Sablance : une construction illégale détruite
Ce lundi, la mairie de Macouria et la préfecture de Guyane ont procédé à la démolition d'une construction illégale, à Sablance ( Macouria).
C'est en présence des représentants de l’État, des forces de l’ordre, des pompiers et d'autres professionnels du BTP qu'a été menée la « destruction d’une construction illégale au PK 16 de la RN1, au lieu-dit Sablance ». Une opération ordonnée par la préfecture et la commune de Macouria, qui ont agi en application de la loi Élan de 2018. Cette dernière permet à l’État de prendre les mesures nécessaires de démolition qui s'imposent, si le responsable de la construction ne procède pas lui-même à la démolition du bâti.

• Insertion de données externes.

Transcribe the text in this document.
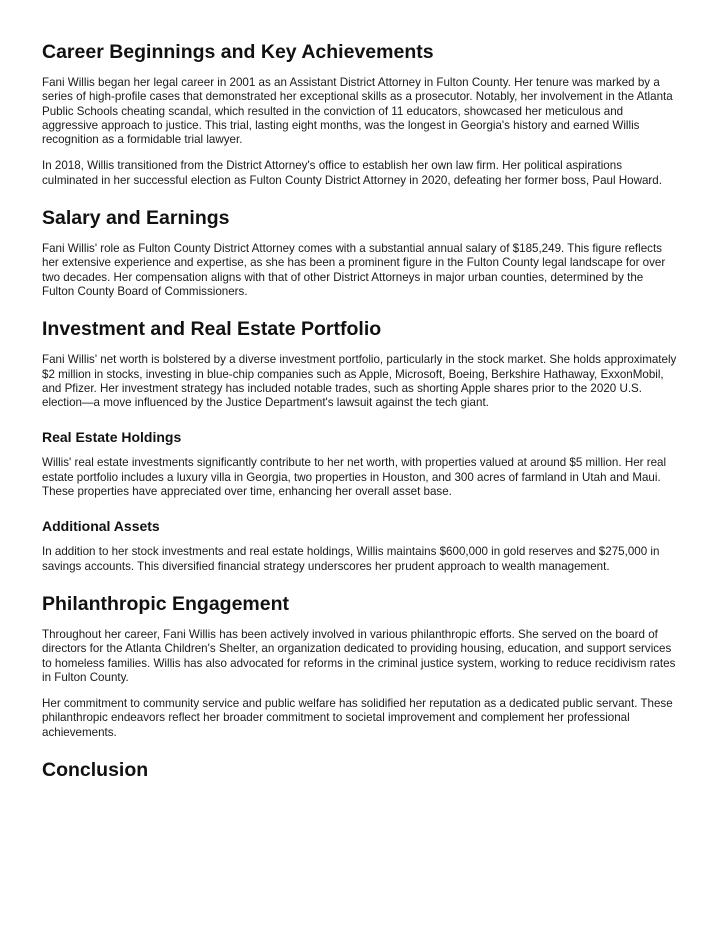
Career Beginnings and Key Achievements

Fani Willis began her legal career in 2001 as an Assistant District Attorney in Fulton County. Her tenure was marked by a series of high-profile cases that demonstrated her exceptional skills as a prosecutor. Notably, her involvement in the Atlanta Public Schools cheating scandal, which resulted in the conviction of 11 educators, showcased her meticulous and aggressive approach to justice. This trial, lasting eight months, was the longest in Georgia's history and earned Willis recognition as a formidable trial lawyer.

In 2018, Willis transitioned from the District Attorney's office to establish her own law firm. Her political aspirations culminated in her successful election as Fulton County District Attorney in 2020, defeating her former boss, Paul Howard.

Salary and Earnings

Fani Willis' role as Fulton County District Attorney comes with a substantial annual salary of $185,249. This figure reflects her extensive experience and expertise, as she has been a prominent figure in the Fulton County legal landscape for over two decades. Her compensation aligns with that of other District Attorneys in major urban counties, determined by the Fulton County Board of Commissioners.

Investment and Real Estate Portfolio

Fani Willis' net worth is bolstered by a diverse investment portfolio, particularly in the stock market. She holds approximately $2 million in stocks, investing in blue-chip companies such as Apple, Microsoft, Boeing, Berkshire Hathaway, ExxonMobil, and Pfizer. Her investment strategy has included notable trades, such as shorting Apple shares prior to the 2020 U.S. election—a move influenced by the Justice Department's lawsuit against the tech giant.

Real Estate Holdings

Willis' real estate investments significantly contribute to her net worth, with properties valued at around $5 million. Her real estate portfolio includes a luxury villa in Georgia, two properties in Houston, and 300 acres of farmland in Utah and Maui. These properties have appreciated over time, enhancing her overall asset base.

Additional Assets

In addition to her stock investments and real estate holdings, Willis maintains $600,000 in gold reserves and $275,000 in savings accounts. This diversified financial strategy underscores her prudent approach to wealth management.

Philanthropic Engagement

Throughout her career, Fani Willis has been actively involved in various philanthropic efforts. She served on the board of directors for the Atlanta Children's Shelter, an organization dedicated to providing housing, education, and support services to homeless families. Willis has also advocated for reforms in the criminal justice system, working to reduce recidivism rates in Fulton County.

Her commitment to community service and public welfare has solidified her reputation as a dedicated public servant. These philanthropic endeavors reflect her broader commitment to societal improvement and complement her professional achievements.

Conclusion
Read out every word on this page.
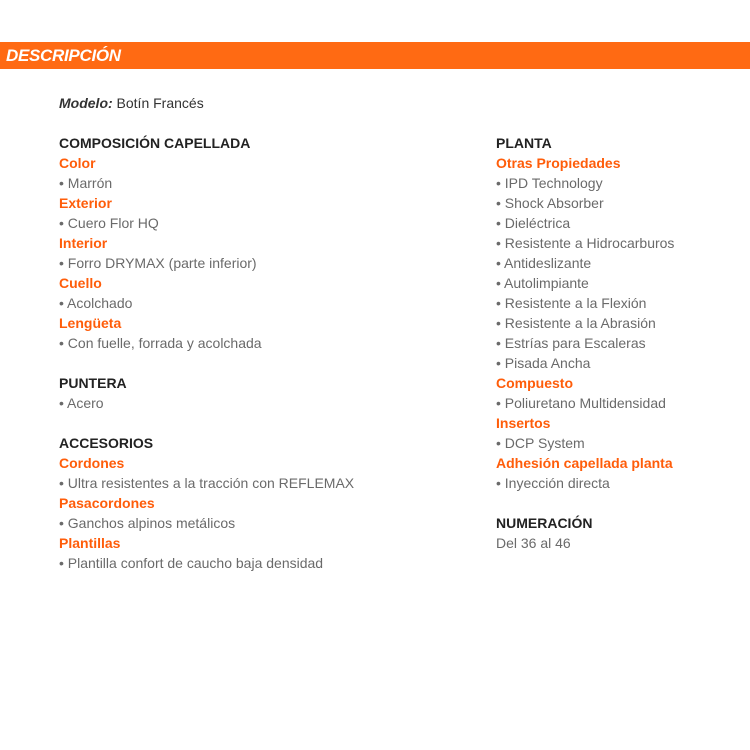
DESCRIPCIÓN
Modelo: Botín Francés
COMPOSICIÓN CAPELLADA
Color
• Marrón
Exterior
• Cuero Flor HQ
Interior
• Forro DRYMAX (parte inferior)
Cuello
• Acolchado
Lengüeta
• Con fuelle, forrada y acolchada
PUNTERA
• Acero
ACCESORIOS
Cordones
• Ultra resistentes a la tracción con REFLEMAX
Pasacordones
• Ganchos alpinos metálicos
Plantillas
• Plantilla confort de caucho baja densidad
PLANTA
Otras Propiedades
• IPD Technology
• Shock Absorber
• Dieléctrica
• Resistente a Hidrocarburos
• Antideslizante
• Autolimpiante
• Resistente a la Flexión
• Resistente a la Abrasión
• Estrías para Escaleras
• Pisada Ancha
Compuesto
• Poliuretano Multidensidad
Insertos
• DCP System
Adhesión capellada planta
• Inyección directa
NUMERACIÓN
Del 36 al 46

Une construction sans autorisation sur un terrain de l’État
« Le propriétaire de cette habitation avait déjà été mis en demeure depuis un certain temps d'arrêter les travaux, mais il a préféré continuer. L'État a donc été jusqu'au bout de son action », explique Sandrine Payet, cinquième adjointe au maire en charge de l'urbanisme, dans une vidéo publiée sur les réseaux sociaux de la municipalité. En octobre 2023, la commune avait émis une injonction d'arrêt des travaux pour cette bâtisse édifiée sans les autorisations requises, sur un terrain appartenant à l'État.

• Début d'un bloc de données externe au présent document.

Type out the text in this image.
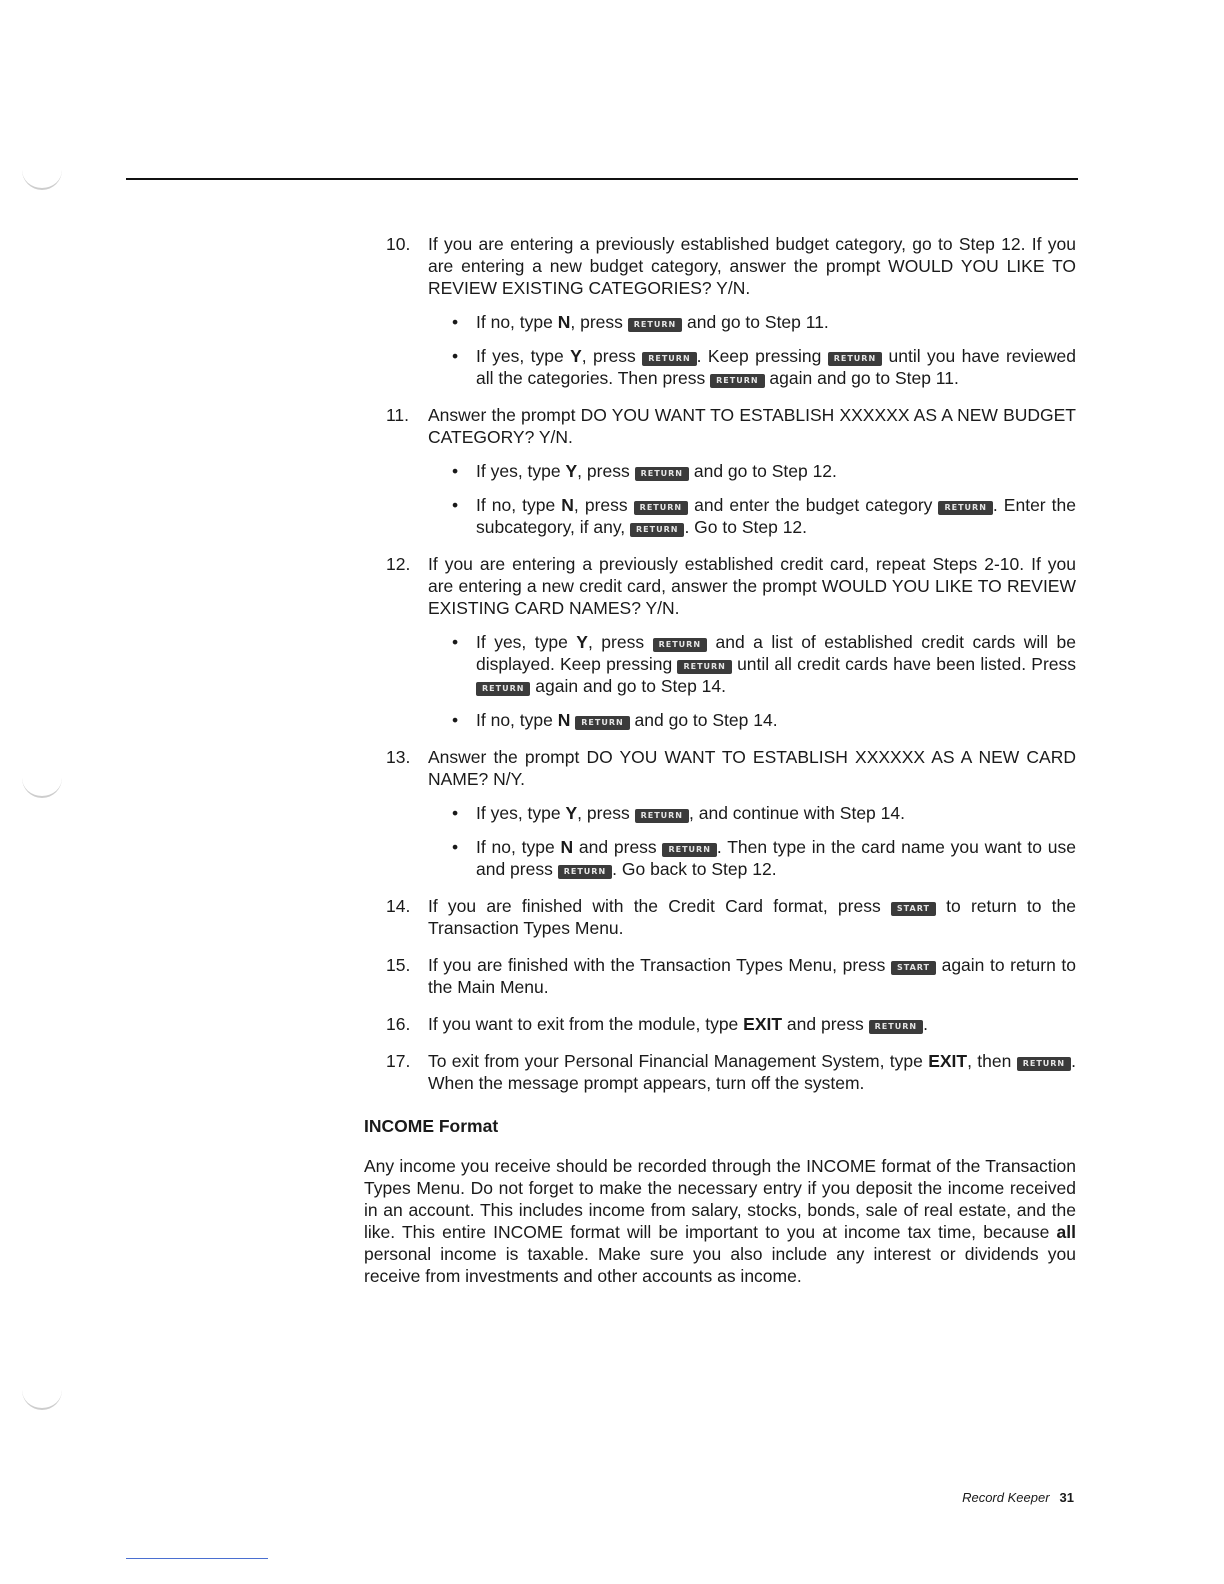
10. If you are entering a previously established budget category, go to Step 12. If you are entering a new budget category, answer the prompt WOULD YOU LIKE TO REVIEW EXISTING CATEGORIES? Y/N.
• If no, type N, press RETURN and go to Step 11.
• If yes, type Y, press RETURN . Keep pressing RETURN until you have reviewed all the categories. Then press RETURN again and go to Step 11.
11. Answer the prompt DO YOU WANT TO ESTABLISH XXXXXX AS A NEW BUDGET CATEGORY? Y/N.
• If yes, type Y, press RETURN and go to Step 12.
• If no, type N, press RETURN and enter the budget category RETURN . Enter the subcategory, if any, RETURN . Go to Step 12.
12. If you are entering a previously established credit card, repeat Steps 2-10. If you are entering a new credit card, answer the prompt WOULD YOU LIKE TO REVIEW EXISTING CARD NAMES? Y/N.
• If yes, type Y, press RETURN and a list of established credit cards will be displayed. Keep pressing RETURN until all credit cards have been listed. Press RETURN again and go to Step 14.
• If no, type N RETURN and go to Step 14.
13. Answer the prompt DO YOU WANT TO ESTABLISH XXXXXX AS A NEW CARD NAME? N/Y.
• If yes, type Y, press RETURN , and continue with Step 14.
• If no, type N and press RETURN . Then type in the card name you want to use and press RETURN . Go back to Step 12.
14. If you are finished with the Credit Card format, press START to return to the Transaction Types Menu.
15. If you are finished with the Transaction Types Menu, press START again to return to the Main Menu.
16. If you want to exit from the module, type EXIT and press RETURN .
17. To exit from your Personal Financial Management System, type EXIT, then RETURN . When the message prompt appears, turn off the system.
INCOME Format
Any income you receive should be recorded through the INCOME format of the Transaction Types Menu. Do not forget to make the necessary entry if you deposit the income received in an account. This includes income from salary, stocks, bonds, sale of real estate, and the like. This entire INCOME format will be important to you at income tax time, because all personal income is taxable. Make sure you also include any interest or dividends you receive from investments and other accounts as income.
Record Keeper 31
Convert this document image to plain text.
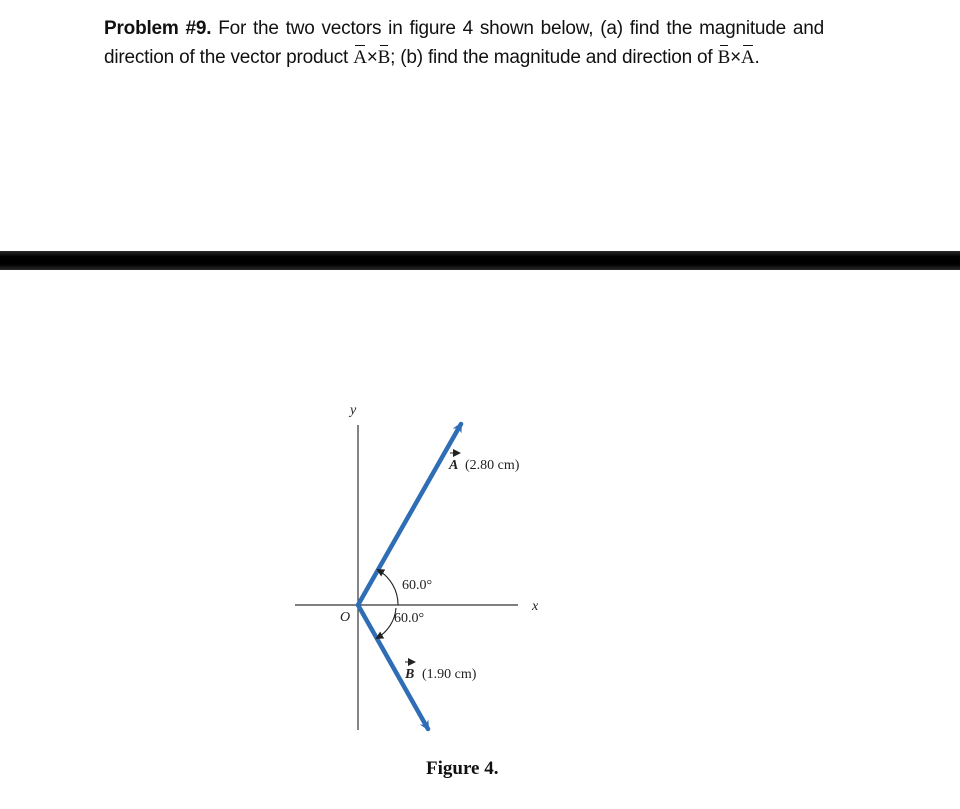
Problem #9. For the two vectors in figure 4 shown below, (a) find the magnitude and
direction of the vector product A×B; (b) find the magnitude and direction of B×A.
y
x
O
60.0°
60.0°
A (2.80 cm)
B (1.90 cm)
Figure 4.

« Les responsables de cette construction ayant persisté dans l’édification de six grands logements de type T3 encore inoccupés, en février 2024, le Préfet a pris un arrêté de démolition de cet habitat illégal », argumente Jérôme Millet, Sous-préfet et directeur du cabinet du Préfet de Guyane.
C’est donc à coup d'engins de chantier que la maison a été détruite ce lundi.
Un développement urbain harmonieux
Toujours dans ce message publié sur ses réseaux, la municipalité de Macouria indique qu’elle « a franchi une étape significative en lançant une procédure de démolition visant une construction illégale ». « Cette action envoie un message fort aux contrevenants potentiels et à ceux qui cherchent à contourner les règles établies. Elle témoigne de la volonté inébranlable des autorités locales et nationales de faire respecter la loi et de garantir un développement urbain harmonieux et durable », souligne-t-elle.
De son côté, la préfecture de Guyane assure que « prévenir et lutter contre les constructions illégales demeure une priorité de l’État ». Cette dernière affirme même que « d'autres interventions de ce type seront menées en lien avec les collectivités territoriales ».